La Chiesa del Rosario fu costruita negli anni che vanno dal 1622 al 1640 per volere della confraternita del S. Rosario a fianco della Piazza del Popolo, l'odierna via Vincenzino Folegatti.
La facciata è elegante, costruita in mattoni e resa preziosa dal portale in pietra d'Istria.
L'interno è ad unica navata con volta a botte ribassata e una profonda abside, dove pregavano i confratelli, separata da un possente arco al quale si appoggiano le murate laterali.
Gli interventi di restauro successivi al secondo dopoguerra hanno privato la Chiesa di tutti gli elementi decorativi coprendone le pareti di nude e fredde lastre di marmo.
Da segnalare è la grande tela del pittore e scultore comacchiese  Cesare Mezzogori, raffigurante la Vergine del Rosario in mezzo agli angeli, con i Santi Giustina e Domenico e sullo sfondo a sinistra, la battaglia di Lepanto.

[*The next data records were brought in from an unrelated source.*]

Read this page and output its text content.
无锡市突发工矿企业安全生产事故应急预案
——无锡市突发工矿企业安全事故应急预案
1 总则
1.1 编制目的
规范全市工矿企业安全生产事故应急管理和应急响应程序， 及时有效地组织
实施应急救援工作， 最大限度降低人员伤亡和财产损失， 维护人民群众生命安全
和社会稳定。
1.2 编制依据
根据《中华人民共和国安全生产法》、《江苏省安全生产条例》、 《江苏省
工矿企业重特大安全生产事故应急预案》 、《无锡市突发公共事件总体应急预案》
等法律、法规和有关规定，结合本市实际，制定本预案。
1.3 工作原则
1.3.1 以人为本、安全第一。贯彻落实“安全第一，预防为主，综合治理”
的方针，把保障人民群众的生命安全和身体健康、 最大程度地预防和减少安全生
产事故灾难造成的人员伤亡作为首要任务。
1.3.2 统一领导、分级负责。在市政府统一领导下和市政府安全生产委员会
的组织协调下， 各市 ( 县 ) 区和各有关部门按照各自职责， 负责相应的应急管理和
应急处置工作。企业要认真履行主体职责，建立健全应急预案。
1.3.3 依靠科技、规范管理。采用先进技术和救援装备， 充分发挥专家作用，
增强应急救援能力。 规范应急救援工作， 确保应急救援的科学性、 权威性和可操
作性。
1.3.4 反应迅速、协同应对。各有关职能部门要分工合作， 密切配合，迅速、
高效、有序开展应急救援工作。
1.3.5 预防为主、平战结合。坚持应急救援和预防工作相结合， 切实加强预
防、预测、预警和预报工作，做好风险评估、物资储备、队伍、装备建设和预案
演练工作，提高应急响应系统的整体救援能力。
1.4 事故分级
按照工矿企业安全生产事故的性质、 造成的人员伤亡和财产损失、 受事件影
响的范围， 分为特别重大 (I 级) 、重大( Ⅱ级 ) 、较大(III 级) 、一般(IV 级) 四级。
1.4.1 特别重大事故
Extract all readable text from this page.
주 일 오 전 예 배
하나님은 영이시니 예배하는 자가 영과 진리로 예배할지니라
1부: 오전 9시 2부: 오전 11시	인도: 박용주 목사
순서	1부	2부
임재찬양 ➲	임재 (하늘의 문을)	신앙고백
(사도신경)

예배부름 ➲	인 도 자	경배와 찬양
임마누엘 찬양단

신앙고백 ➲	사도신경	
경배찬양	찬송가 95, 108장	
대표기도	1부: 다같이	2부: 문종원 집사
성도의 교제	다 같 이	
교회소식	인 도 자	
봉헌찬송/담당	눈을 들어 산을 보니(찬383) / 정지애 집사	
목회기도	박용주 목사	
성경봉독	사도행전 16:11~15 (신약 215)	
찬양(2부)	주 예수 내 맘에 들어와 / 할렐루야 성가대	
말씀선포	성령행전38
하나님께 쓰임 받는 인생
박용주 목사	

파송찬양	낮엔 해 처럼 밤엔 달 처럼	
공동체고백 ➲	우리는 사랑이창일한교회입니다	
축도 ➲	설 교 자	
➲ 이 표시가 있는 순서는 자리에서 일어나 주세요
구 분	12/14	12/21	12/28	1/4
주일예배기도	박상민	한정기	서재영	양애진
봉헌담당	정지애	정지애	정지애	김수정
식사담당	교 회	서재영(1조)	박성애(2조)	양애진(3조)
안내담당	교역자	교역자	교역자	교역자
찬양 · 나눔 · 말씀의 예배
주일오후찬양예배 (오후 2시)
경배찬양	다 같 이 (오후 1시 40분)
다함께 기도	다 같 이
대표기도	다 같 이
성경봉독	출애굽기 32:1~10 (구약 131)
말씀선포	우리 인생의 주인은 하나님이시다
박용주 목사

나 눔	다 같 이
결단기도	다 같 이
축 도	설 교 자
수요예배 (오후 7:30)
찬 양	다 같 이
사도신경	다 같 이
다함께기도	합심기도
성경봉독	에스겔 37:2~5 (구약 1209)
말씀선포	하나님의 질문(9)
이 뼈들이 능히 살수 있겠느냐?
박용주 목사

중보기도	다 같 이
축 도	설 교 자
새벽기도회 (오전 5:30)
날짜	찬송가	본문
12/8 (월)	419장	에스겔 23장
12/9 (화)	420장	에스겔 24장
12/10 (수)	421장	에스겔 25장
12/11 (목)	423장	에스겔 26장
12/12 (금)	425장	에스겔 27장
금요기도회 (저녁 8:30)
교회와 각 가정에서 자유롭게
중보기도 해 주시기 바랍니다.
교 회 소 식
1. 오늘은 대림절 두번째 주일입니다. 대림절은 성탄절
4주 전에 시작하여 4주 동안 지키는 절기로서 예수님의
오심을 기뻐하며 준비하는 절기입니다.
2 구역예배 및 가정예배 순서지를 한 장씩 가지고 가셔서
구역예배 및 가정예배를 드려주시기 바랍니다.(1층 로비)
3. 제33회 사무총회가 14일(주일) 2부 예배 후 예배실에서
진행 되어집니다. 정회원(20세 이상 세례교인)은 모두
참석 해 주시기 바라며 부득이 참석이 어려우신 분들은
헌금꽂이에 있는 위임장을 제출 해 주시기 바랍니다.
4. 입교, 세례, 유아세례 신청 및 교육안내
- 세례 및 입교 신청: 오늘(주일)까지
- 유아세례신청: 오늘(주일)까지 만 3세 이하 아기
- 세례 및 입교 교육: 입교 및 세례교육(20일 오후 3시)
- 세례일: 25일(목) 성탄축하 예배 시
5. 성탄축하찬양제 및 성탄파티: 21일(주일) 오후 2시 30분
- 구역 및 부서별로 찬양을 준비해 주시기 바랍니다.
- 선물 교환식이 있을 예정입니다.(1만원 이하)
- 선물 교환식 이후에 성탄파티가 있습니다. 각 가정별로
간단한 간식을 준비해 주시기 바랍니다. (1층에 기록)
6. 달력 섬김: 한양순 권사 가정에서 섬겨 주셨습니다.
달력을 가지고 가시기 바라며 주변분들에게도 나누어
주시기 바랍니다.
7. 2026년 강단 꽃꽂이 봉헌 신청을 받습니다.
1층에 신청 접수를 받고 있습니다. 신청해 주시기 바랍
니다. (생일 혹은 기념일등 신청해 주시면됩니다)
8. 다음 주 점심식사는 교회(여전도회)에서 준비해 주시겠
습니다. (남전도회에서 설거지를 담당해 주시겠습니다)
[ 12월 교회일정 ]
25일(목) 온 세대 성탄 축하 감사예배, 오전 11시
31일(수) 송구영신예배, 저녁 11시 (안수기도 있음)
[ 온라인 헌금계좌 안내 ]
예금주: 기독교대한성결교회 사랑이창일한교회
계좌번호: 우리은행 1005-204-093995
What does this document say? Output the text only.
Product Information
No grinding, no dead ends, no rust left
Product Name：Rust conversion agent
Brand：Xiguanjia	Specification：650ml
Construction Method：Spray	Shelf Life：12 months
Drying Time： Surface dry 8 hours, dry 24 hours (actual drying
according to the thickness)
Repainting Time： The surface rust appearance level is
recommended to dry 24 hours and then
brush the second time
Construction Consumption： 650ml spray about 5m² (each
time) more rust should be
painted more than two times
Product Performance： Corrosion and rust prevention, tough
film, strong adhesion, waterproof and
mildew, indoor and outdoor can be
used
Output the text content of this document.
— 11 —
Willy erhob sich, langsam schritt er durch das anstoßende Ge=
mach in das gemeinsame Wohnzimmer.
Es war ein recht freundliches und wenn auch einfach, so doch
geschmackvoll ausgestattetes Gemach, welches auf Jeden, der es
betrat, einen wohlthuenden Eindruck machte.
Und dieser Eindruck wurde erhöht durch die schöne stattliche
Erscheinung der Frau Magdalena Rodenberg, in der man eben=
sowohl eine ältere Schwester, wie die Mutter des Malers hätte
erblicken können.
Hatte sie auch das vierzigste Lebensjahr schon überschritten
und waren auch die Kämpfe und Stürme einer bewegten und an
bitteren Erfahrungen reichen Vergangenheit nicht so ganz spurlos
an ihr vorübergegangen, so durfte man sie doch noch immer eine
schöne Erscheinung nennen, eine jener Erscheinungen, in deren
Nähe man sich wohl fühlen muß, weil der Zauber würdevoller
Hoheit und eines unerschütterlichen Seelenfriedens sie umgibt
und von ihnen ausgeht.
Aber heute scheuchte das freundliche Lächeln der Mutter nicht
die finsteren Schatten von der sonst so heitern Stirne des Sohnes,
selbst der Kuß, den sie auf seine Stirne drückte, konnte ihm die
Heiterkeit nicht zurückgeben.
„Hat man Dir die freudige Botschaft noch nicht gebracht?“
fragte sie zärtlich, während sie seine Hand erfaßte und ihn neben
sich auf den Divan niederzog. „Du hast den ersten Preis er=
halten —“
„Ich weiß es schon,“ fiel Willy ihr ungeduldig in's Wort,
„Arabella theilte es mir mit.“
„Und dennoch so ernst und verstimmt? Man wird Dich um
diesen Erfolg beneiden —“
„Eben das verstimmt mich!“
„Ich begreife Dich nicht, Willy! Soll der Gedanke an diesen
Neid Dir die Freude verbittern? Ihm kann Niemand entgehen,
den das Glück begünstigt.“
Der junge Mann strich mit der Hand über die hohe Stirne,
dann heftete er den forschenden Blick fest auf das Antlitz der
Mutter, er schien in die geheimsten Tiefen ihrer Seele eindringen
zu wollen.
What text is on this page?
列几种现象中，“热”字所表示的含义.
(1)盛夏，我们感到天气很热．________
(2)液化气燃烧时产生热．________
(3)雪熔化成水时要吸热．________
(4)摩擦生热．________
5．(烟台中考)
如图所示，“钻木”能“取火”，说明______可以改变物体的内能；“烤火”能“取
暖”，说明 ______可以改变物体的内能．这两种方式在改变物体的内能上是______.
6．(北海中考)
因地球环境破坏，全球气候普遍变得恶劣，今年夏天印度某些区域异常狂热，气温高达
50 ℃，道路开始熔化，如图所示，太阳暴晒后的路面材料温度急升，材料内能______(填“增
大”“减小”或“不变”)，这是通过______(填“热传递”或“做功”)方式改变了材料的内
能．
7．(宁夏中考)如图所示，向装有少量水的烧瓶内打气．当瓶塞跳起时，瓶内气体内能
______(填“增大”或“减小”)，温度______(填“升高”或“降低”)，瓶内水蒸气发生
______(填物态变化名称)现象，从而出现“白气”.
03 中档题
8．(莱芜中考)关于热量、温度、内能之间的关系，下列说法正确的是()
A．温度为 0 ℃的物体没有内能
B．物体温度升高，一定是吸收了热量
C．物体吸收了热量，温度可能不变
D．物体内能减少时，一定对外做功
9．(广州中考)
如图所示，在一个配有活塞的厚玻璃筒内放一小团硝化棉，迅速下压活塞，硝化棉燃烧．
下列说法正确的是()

Il vero tesoro della Chiesa è però la bellissima statua del 1600 della Madonna del Rosario, vestita con una tunica bianca, e seduta su una ricca cattedra con Gesù Bambino in piedi sulle ginocchia.


CHIESA DI SANTA MARIA IN AULA REGIA   

Alla Chiesa di Santa Maria in Aula Regia si giunge attraverso un porticato di 142 arcate, realizzato verso la metà del Seicento e chiamato portico dei Cappuccini. Il suggestivo loggiato dei Cappuccini è stato eretto nel 1647 per volere del Cardinale Stefano Donghi e le sue 142 arcate sono tutte sorrette da colonne in marmo.  L'attuale edificio secentesco (1665) si trova in una zona anticamente occupata dal Monastero di S. Maria in Auregario e la cui presenza viene documentata a partire dal X sec. d.C.
Nell'ultimo tratto, si apre il portone dell'antica Manifattura dei pesci, ove avveniva la salagione e la marinatura dei pesci di valle ed in particolare delle anguille.
Della Chiesa originaria,prima dell'arrivo dei frati nel convento, si sa ben poco.
Nel 1600  furono aperte le cappelle sul lato destro, probabilmente incorporate nella chiesa con l'innalzamento e il prolungamento dei muri perimetrali.
La Chiesa è ad unica navata, e nella pala dell'altare maggiore è venerata, con il titolo di Santa Maria in Aula Regia, una Madonna con Bambino, protettrice della città ed opera tardo-rinascimentale di arte ferrarese.